Sur quoi les deux hommes lâchèrent la bride à leur langue, et traitèrent mon père de farceur prédicant, de Jacquot presbytérien à figure de cafard.

Je ne sais ce qu'ils auraient dit encore, car mon père saisit le gros couteau dont il se servait pour lisser les cuirs, et s'élançant sur eux, il l'abattit sur le côté de la tête de l'un deux, avec une telle force que sans la dureté de son chapeau, l'homme eût été hors d'état de lancer désormais des jurons.

En tout cas, il tomba comme une bûche sur les pierres de la cour, pendant que son camarade dégainait vivement sa rapière et portait une botte dangereuse.

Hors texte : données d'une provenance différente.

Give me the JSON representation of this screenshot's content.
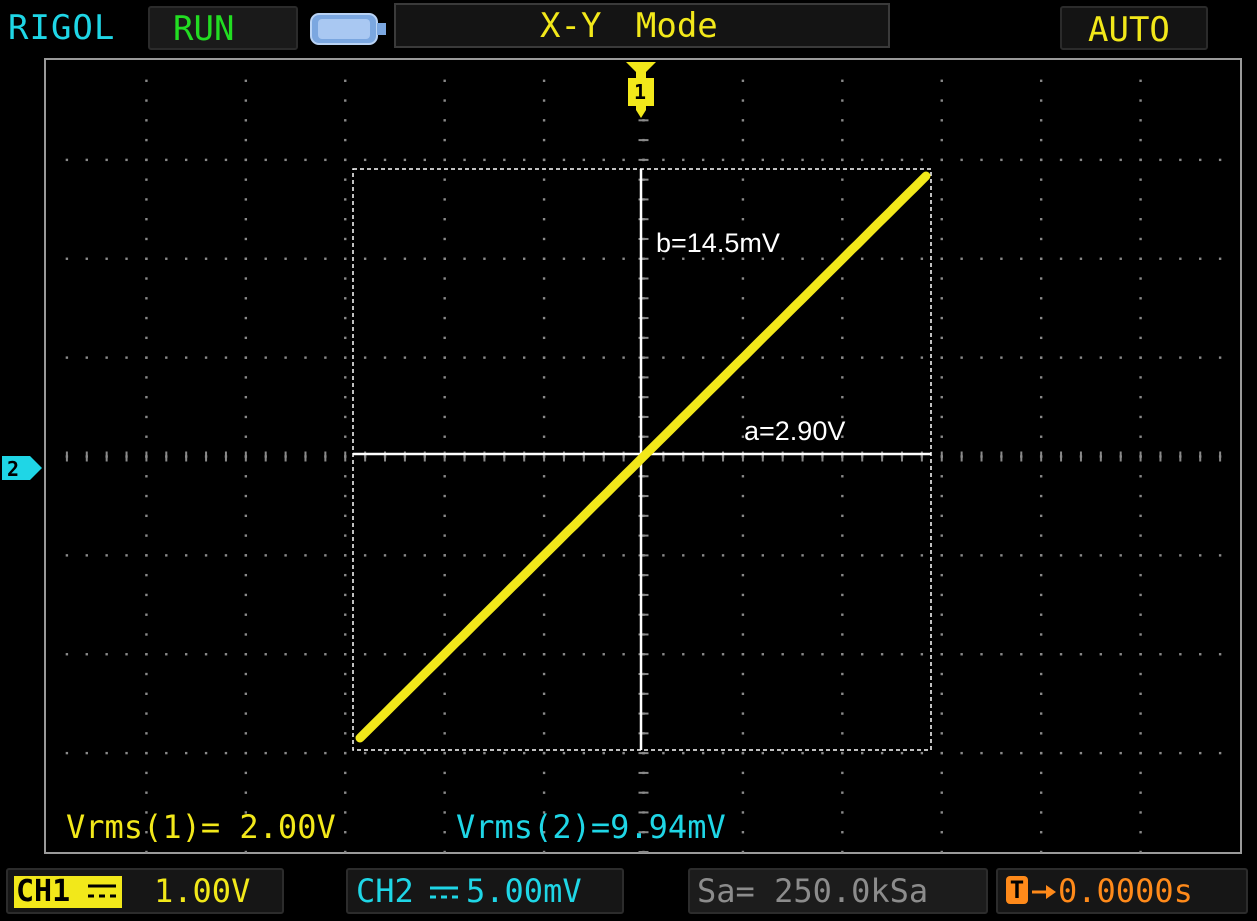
{
  "header": {
    "brand": "RIGOL",
    "run_status": "RUN",
    "mode": "X-Y Mode",
    "trigger_mode": "AUTO"
  },
  "markers": {
    "ch1_marker": "1",
    "ch2_marker": "2"
  },
  "annotations": {
    "b_label": "b=14.5mV",
    "a_label": "a=2.90V"
  },
  "measurements": {
    "vrms1": "Vrms(1)= 2.00V",
    "vrms2": "Vrms(2)=9.94mV"
  },
  "footer": {
    "ch1_tag": "CH1",
    "ch1_scale": "1.00V",
    "ch2_label": "CH2",
    "ch2_scale": "5.00mV",
    "sample_rate": "Sa= 250.0kSa",
    "t_tag": "T",
    "trigger_offset": "0.0000s"
  },
  "colors": {
    "trace": "#f2e81a",
    "ch1": "#f2e81a",
    "ch2": "#1fd6e6",
    "run": "#22dd22",
    "trigger_time": "#ff8a1a",
    "grid": "#8a8a8a"
  }
}
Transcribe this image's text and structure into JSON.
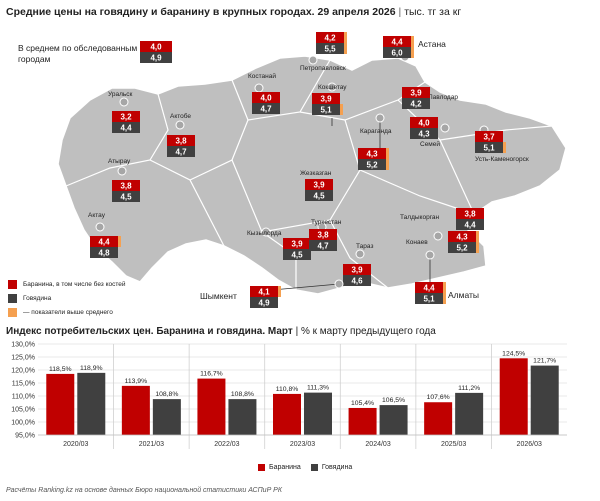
{
  "map": {
    "title": "Средние цены на говядину и баранину в крупных городах. 29 апреля 2026",
    "unit": "тыс. тг за кг",
    "average": {
      "label": "В среднем по обследованным городам",
      "lamb": "4,0",
      "beef": "4,9"
    },
    "legend": {
      "lamb": "Баранина, в том числе без костей",
      "beef": "Говядина",
      "above": "— показатели выше среднего"
    },
    "colors": {
      "lamb": "#c00000",
      "beef": "#404040",
      "above": "#f5a050",
      "land": "#bfbfbf",
      "border": "#ffffff",
      "dot": "#a6a6a6"
    },
    "cities": [
      {
        "id": "petropavlovsk",
        "name": "Петропавловск",
        "lamb": "4,2",
        "beef": "5,5",
        "lamb_above": true,
        "beef_above": true
      },
      {
        "id": "astana",
        "name": "Астана",
        "lamb": "4,4",
        "beef": "6,0",
        "lamb_above": true,
        "beef_above": true
      },
      {
        "id": "kostanay",
        "name": "Костанай",
        "lamb": "4,0",
        "beef": "4,7",
        "lamb_above": false,
        "beef_above": false
      },
      {
        "id": "kokshetau",
        "name": "Кокшетау",
        "lamb": "3,9",
        "beef": "5,1",
        "lamb_above": false,
        "beef_above": true
      },
      {
        "id": "uralsk",
        "name": "Уральск",
        "lamb": "3,2",
        "beef": "4,4",
        "lamb_above": false,
        "beef_above": false
      },
      {
        "id": "aktobe",
        "name": "Актобе",
        "lamb": "3,8",
        "beef": "4,7",
        "lamb_above": false,
        "beef_above": false
      },
      {
        "id": "pavlodar",
        "name": "Павлодар",
        "lamb": "3,9",
        "beef": "4,2",
        "lamb_above": false,
        "beef_above": false
      },
      {
        "id": "karaganda",
        "name": "Караганда",
        "lamb": "4,3",
        "beef": "5,2",
        "lamb_above": true,
        "beef_above": true
      },
      {
        "id": "semey",
        "name": "Семей",
        "lamb": "4,0",
        "beef": "4,3",
        "lamb_above": false,
        "beef_above": false
      },
      {
        "id": "ust",
        "name": "Усть-Каменогорск",
        "lamb": "3,7",
        "beef": "5,1",
        "lamb_above": false,
        "beef_above": true
      },
      {
        "id": "atyrau",
        "name": "Атырау",
        "lamb": "3,8",
        "beef": "4,5",
        "lamb_above": false,
        "beef_above": false
      },
      {
        "id": "zhezkazgan",
        "name": "Жезказган",
        "lamb": "3,9",
        "beef": "4,5",
        "lamb_above": false,
        "beef_above": false
      },
      {
        "id": "taldykorgan",
        "name": "Талдыкорган",
        "lamb": "3,8",
        "beef": "4,4",
        "lamb_above": false,
        "beef_above": false
      },
      {
        "id": "aktau",
        "name": "Актау",
        "lamb": "4,4",
        "beef": "4,8",
        "lamb_above": true,
        "beef_above": false
      },
      {
        "id": "kyzylorda",
        "name": "Кызылорда",
        "lamb": "3,9",
        "beef": "4,5",
        "lamb_above": false,
        "beef_above": false
      },
      {
        "id": "turkestan",
        "name": "Туркестан",
        "lamb": "3,8",
        "beef": "4,7",
        "lamb_above": false,
        "beef_above": false
      },
      {
        "id": "konaev",
        "name": "Конаев",
        "lamb": "4,3",
        "beef": "5,2",
        "lamb_above": true,
        "beef_above": true
      },
      {
        "id": "taraz",
        "name": "Тараз",
        "lamb": "3,9",
        "beef": "4,6",
        "lamb_above": false,
        "beef_above": false
      },
      {
        "id": "shymkent",
        "name": "Шымкент",
        "lamb": "4,1",
        "beef": "4,9",
        "lamb_above": true,
        "beef_above": false
      },
      {
        "id": "almaty",
        "name": "Алматы",
        "lamb": "4,4",
        "beef": "5,1",
        "lamb_above": true,
        "beef_above": true
      }
    ]
  },
  "chart_data": {
    "type": "bar",
    "title": "Индекс потребительских цен. Баранина и говядина. Март",
    "subtitle": "% к марту предыдущего года",
    "categories": [
      "2020/03",
      "2021/03",
      "2022/03",
      "2023/03",
      "2024/03",
      "2025/03",
      "2026/03"
    ],
    "series": [
      {
        "name": "Баранина",
        "color": "#c00000",
        "values": [
          118.5,
          113.9,
          116.7,
          110.8,
          105.4,
          107.6,
          124.5
        ],
        "labels": [
          "118,5%",
          "113,9%",
          "116,7%",
          "110,8%",
          "105,4%",
          "107,6%",
          "124,5%"
        ]
      },
      {
        "name": "Говядина",
        "color": "#404040",
        "values": [
          118.9,
          108.8,
          108.8,
          111.3,
          106.5,
          111.2,
          121.7
        ],
        "labels": [
          "118,9%",
          "108,8%",
          "108,8%",
          "111,3%",
          "106,5%",
          "111,2%",
          "121,7%"
        ]
      }
    ],
    "ylim": [
      95,
      130
    ],
    "yticks": [
      95,
      100,
      105,
      110,
      115,
      120,
      125,
      130
    ],
    "ytick_labels": [
      "95,0%",
      "100,0%",
      "105,0%",
      "110,0%",
      "115,0%",
      "120,0%",
      "125,0%",
      "130,0%"
    ],
    "grid": true,
    "legend": "bottom"
  },
  "source": "Расчёты Ranking.kz на основе данных Бюро национальной статистики АСПиР РК"
}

Mais mon père, qui avait autant d'agilité que de vigueur, fit un bond de côté, et abattant sa massue sur le bras tendu de l'officier, il le brisa comme il aurait fait d'un tuyau de pipe.

Cette affaire ne fit pas peu de bruit, car elle survint à l'époque ou ces archi-menteurs, Oates, Bedloe et Carstairs troublaient l'esprit public par leurs histoires de complot, et où l'on s'attendait à voir des émeutes d'une façon où de l'autre éclater dans le pays.

Au bout de peu de jours, tout le Hampshire parlait du tanneur séditieux de Havant qui avait cassé la tête et le bras à deux serviteurs de Sa Majesté.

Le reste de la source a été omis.